What do you think are the greatest challenges facing small businesses in Boston?

Many of our small businesses owned by women and people of color have struggled with access to capital and professional expertise. Through the Economic Development Center, we have rolled out a number of series to focus on immigrant and women business owners, as well as different industries, all of which include information on our neighborhood access business loans, technical assistance and design services, as well as local partners and resources. We have a lot of resources available for our small businesses, and I encourage anyone interested in learning more to visit www.boston.gov/departments/small-business-development.

What does your office hope to achieve with the citywide Small Business Plan?

Since 2016, the Small Business Plan has served as the foundation for the Walsh administration’s small business development strategy. This plan has informed our priorities of enhancing the ability of minority, immigrant and women entrepreneurs to successfully start and grow small businesses, and has guided in developing tools and policies to address specific gaps in key industries vital to Boston’s economic growth.

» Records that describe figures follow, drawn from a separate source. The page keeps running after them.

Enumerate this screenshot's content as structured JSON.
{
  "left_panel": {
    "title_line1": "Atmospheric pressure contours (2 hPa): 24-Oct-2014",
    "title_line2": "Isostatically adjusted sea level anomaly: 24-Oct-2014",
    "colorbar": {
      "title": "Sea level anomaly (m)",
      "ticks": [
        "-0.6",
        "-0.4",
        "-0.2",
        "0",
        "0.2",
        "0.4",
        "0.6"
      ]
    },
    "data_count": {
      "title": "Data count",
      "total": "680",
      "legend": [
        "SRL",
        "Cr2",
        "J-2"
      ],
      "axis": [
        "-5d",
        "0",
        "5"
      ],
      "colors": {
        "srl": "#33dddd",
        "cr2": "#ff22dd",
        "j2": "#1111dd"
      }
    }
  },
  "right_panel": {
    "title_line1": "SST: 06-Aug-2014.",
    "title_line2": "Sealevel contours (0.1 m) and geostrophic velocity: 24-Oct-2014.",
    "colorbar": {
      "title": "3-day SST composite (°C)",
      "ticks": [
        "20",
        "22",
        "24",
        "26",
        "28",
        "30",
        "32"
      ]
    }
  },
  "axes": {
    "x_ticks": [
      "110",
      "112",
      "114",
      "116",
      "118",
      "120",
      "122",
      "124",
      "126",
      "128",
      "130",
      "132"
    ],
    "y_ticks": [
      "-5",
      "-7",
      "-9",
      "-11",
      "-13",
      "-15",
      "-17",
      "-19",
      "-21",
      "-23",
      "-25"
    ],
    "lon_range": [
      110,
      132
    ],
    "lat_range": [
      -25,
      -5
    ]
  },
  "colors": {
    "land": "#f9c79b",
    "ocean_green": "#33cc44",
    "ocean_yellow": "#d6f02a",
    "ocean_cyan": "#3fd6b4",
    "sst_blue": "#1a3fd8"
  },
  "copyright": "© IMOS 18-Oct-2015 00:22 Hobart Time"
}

Boston’s Main Streets program is 26 years old. How has it helped the city’s business districts?

As the first and largest urban Main Street program in the nation, Boston Main Streets (BMS) has shaped the identity of our city’s neighborhood commercial districts. BMS helps build community, shape neighborhood voice, and enhance the access of businesses to resources. Just last month, we hosted our ‘Mayor on Main’ trolley tour, where Mayor Walsh together with city leadership and residents presented the 23rd Annual Boston Main Streets Awards, recognizing an outstanding business owner and volunteer from each district. As part of that tour, Mayor Walsh shared the exciting news that in 2021, the National Main Streets Conference will come to Boston.

Some business owners say rising rents may soon force them out of their locations. What is the city doing to help businesses with the challenges of displacement?

Long-term commercial vacancies and preventing displacement is a top priority for our team and we are actively working on ways we can further support our local businesses in the locations they love. One way we’re helping small businesses prevent displacement is by providing technical assistance for legal assistance in cases of displacement or lease negotiations.

What have you learned about Boston’s small businesses since you took on this role in October 2018?

I have learned a ton about our city’s business ecosystem and the incredible amount of support that exists for local small businesses. I have learned that businesses come in all shapes and sizes, and that we as a City can help businesses thrive through business education, technical support, grants, and simply one-on-one case management.

Finally, I have been more aware of how important it is to shop local. Even though I am a Dorchester resident, I pride myself on exploring every neighborhood and visiting small, local businesses throughout the city of Boston.